Administrative design as a determinant of coverage

The unwinding highlighted a reality that can be easy to overlook in debates about eligibility rules: administrative processes can determine outcomes even when eligibility is unchanged. When 69% of disenrollments are procedural, the system is sending a clear signal that paperwork, contact information, and the capacity of state agencies are not peripheral concerns. They are core determinants of whether eligible people remain insured.

Automatic renewals, extended deadlines, increased call-center staffing, and outreach to update contact details are not merely operational tweaks. During the unwinding, they were associated with measurable differences in disenrollment rates and therefore in continuity of coverage.

What to watch as policies evolve

Looking ahead, future enrollment levels are likely to be shaped by both expanding and constraining forces.

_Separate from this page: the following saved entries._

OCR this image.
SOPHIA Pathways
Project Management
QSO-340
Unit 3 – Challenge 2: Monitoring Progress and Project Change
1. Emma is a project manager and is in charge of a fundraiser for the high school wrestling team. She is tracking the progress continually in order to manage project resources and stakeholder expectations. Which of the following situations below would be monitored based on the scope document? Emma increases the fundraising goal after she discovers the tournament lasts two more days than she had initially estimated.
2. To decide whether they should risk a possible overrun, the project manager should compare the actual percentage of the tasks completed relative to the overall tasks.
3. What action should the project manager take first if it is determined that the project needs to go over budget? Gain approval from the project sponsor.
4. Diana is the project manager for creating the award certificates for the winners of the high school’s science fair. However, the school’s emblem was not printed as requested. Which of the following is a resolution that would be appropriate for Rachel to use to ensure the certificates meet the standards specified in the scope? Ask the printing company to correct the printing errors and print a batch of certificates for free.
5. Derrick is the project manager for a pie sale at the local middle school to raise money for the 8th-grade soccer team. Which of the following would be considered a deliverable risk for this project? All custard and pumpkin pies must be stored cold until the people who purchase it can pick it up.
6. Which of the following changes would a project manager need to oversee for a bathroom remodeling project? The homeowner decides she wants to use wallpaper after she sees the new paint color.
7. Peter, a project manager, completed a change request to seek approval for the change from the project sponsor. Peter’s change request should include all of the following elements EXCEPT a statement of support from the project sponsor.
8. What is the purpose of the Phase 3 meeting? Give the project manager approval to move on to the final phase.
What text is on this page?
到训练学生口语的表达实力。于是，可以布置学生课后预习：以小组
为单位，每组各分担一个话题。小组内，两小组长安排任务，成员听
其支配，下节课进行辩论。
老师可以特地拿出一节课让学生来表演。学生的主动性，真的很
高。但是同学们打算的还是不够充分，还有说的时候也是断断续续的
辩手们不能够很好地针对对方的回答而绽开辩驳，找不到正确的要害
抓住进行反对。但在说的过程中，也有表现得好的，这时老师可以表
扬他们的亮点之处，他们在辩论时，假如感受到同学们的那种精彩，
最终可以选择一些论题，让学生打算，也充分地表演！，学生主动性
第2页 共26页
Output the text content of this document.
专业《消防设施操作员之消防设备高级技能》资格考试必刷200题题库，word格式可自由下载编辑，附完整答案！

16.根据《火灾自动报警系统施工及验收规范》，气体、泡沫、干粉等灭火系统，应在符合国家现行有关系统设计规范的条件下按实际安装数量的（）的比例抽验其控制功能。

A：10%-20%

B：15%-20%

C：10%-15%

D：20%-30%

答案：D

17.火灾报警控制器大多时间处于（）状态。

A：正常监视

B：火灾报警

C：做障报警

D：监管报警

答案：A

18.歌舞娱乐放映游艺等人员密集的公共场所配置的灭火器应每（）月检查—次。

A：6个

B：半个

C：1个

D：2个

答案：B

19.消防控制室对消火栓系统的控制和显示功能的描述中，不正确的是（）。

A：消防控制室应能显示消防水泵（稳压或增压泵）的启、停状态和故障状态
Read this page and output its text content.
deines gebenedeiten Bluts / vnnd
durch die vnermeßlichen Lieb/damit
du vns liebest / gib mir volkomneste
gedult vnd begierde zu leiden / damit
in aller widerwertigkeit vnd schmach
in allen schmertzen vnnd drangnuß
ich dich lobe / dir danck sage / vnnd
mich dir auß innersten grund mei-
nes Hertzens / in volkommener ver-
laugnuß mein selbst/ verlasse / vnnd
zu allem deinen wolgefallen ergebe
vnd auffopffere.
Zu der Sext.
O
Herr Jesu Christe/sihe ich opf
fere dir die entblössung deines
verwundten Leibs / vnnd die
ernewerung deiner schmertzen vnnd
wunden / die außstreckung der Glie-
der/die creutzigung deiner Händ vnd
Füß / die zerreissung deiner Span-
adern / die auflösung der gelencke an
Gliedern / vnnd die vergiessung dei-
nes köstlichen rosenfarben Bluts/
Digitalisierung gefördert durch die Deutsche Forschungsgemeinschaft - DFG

On one side are the tools that can reduce unnecessary loss of coverage, such as automation and hands-on assistance. On the other are policy changes that increase verification frequency and introduce additional requirements.

For the millions of people who rely on Medicaid, these forces have concrete implications. Coverage affects not just whether someone has an insurance card, but whether they can consistently access care, maintain prescriptions, and avoid financial shocks from medical expenses. The unwinding showed that when the rules change, the details of implementation—especially at the state level—can be the difference between staying covered and losing coverage.

In that sense, the Great Unwinding was more than a one-time administrative event. It was a large-scale test of how Medicaid systems perform under stress, and it produced a state-by-state map of which approaches helped eligible people remain insured. As new requirements approach, that map may prove relevant again.